Stamane abbiamo celebrato la liberazione di Castel Bolognese dall’occupazione nazi-fascista e la fine della seconda guerra mondiale. Davanti ai monumenti che ricordano quelle atroci sofferenze patite e le morti, i pensieri corrono. Possono assumere colorazioni diverse, ma non tali da offuscare la verità storica: nazioni e soldati giunti da ogni parte del mondo sacrificarono le loro vite per sconfiggere il nazismo tedesco. L’Italia che fu dalla parte sbagliata perchè lì l’aveva collocata Mussolini e il fascismo, si riscattò agli occhi del mondo grazie alla lotta di Liberazione, quandi ad una guerra civile, combattuta da tutte le espressioni antifasciste di allora. Ebbe torto il fascismo, furono dalla parte della ragione coloro che il fascismo combatterono.

Sentire in questi giorni che un Ministro della Repubblica, nata dalla Resistenza e dalla Liberazione al e dal fascismo, pone sullo stesso piano il torto e la ragione non fa arrabbiare: fa semplicemente pena. Sta alla coscienza civile di ogni democratico e antifascista, respingere con la fermezza e la ragione quei meschini tentativi di occultare la ragione per fini di potere.

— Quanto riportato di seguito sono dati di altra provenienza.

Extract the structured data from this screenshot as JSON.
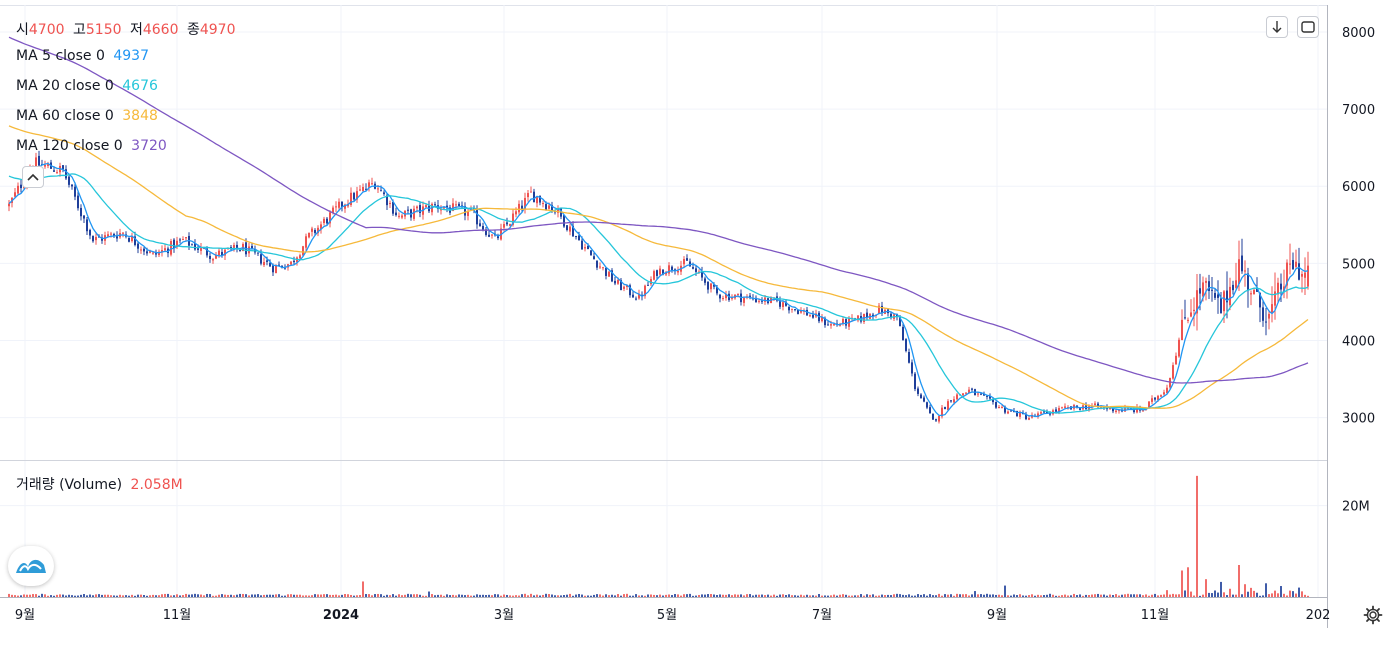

La Resistenza quindi deve continuare, tramandandone il valore ai giovani, perchè non si dimentichi. Sono certo che è quello che fanno la maggioranza dei genitori e degli insegnanti, ma potrebbe non bastare. Allora occorre interrogarsi su cosa può fare la società nel suo insieme per cementare e dare forza al valore della libertà e al significato della nostra Liberazione per conquistarla.

Ieri al corteo, osservando i ragazzi delle scuole presenti con i loro insegnanti, mi sono chiesto cosa sarebbe restato in loro di quella giornata. Ed ho pensato che forse bisognerebbe aggiungere qualcosa di visivo e di immaginario. Parlandone a tempo qualcosa si può inventare.